From Hong Kong to California, cities and states around the world are reimposing restrictions to contain resurgent coronavirus outbreaks, as the number of global infections surpasses 13 million and the World Health Organization warns there are “no shortcuts” out of the pandemic. That includes a vaccine.
While experts hope there will be an effective inoculation against Covid-19 by early 2021, a new study suggests that immunity could be lost within months, and that the virus may reinfect people year after year, like the common cold.
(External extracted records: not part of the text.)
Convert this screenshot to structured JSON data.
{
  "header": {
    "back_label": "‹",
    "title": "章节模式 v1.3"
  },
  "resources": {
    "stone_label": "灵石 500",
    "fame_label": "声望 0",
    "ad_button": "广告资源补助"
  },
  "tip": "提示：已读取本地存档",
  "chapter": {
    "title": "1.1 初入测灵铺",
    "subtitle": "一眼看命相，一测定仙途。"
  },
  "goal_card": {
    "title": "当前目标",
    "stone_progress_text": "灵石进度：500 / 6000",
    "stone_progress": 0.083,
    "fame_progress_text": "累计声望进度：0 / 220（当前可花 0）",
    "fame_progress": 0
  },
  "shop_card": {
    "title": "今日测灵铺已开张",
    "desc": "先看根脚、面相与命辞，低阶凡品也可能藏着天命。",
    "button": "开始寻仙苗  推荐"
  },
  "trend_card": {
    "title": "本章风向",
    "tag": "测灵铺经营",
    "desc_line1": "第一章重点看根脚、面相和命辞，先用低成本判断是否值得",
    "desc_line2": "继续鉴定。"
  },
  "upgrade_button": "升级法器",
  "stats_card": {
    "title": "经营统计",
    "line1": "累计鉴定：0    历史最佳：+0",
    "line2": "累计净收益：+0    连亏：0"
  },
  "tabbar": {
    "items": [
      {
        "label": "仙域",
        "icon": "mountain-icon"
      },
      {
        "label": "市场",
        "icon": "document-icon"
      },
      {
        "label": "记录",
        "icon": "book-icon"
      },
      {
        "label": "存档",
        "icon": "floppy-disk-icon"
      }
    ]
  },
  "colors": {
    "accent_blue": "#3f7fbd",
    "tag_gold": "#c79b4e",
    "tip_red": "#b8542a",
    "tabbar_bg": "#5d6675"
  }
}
Whether the world finds a cure or not, WHO director-general Tedros Adhanom Ghebreyesus has urged the use of tools available now to suppress transmission and save lives.
“We need to reach a sustainable situation where we do have adequate control of this virus without shutting down our lives entirely or lurching from lockdown to lockdown,” Ghebreyesus said Monday.
But that is exactly what governments are being forced to do, as the pandemic continues to spiral out of control.
In the US, California Governor Gavin Newsom announced one of the most sweeping rollbacks of any state’s reopening plans, ordering all bars closed and restaurants, movie theaters, museums, zoos and card rooms to cease indoor operations, as cases surge. “It’s incumbent on all of us to recognize, soberly, that Covid-19 is not going away anytime soon,” Newsom said.
Hong Kong is imposing new travel and social distancing measures — among the most stringent since the pandemic started — as it battles a “third wave” of infections.
In the Philippines, a quarter of a million people in the capital of Manila will go back into lockdown as the virus spikes and hospitals reach capacity. “I am not sure if this is a solution, but I am certain that if I do this the number of cases will not increase,” Navotas city mayor Toby Tiangco told a local radio station, Agence France-Presse reported.
But that lockdown logic — all or nothing — is becoming harder to rationalize as the pandemic picks up pace: The tally of cases worldwide has jumped by a million in just five days.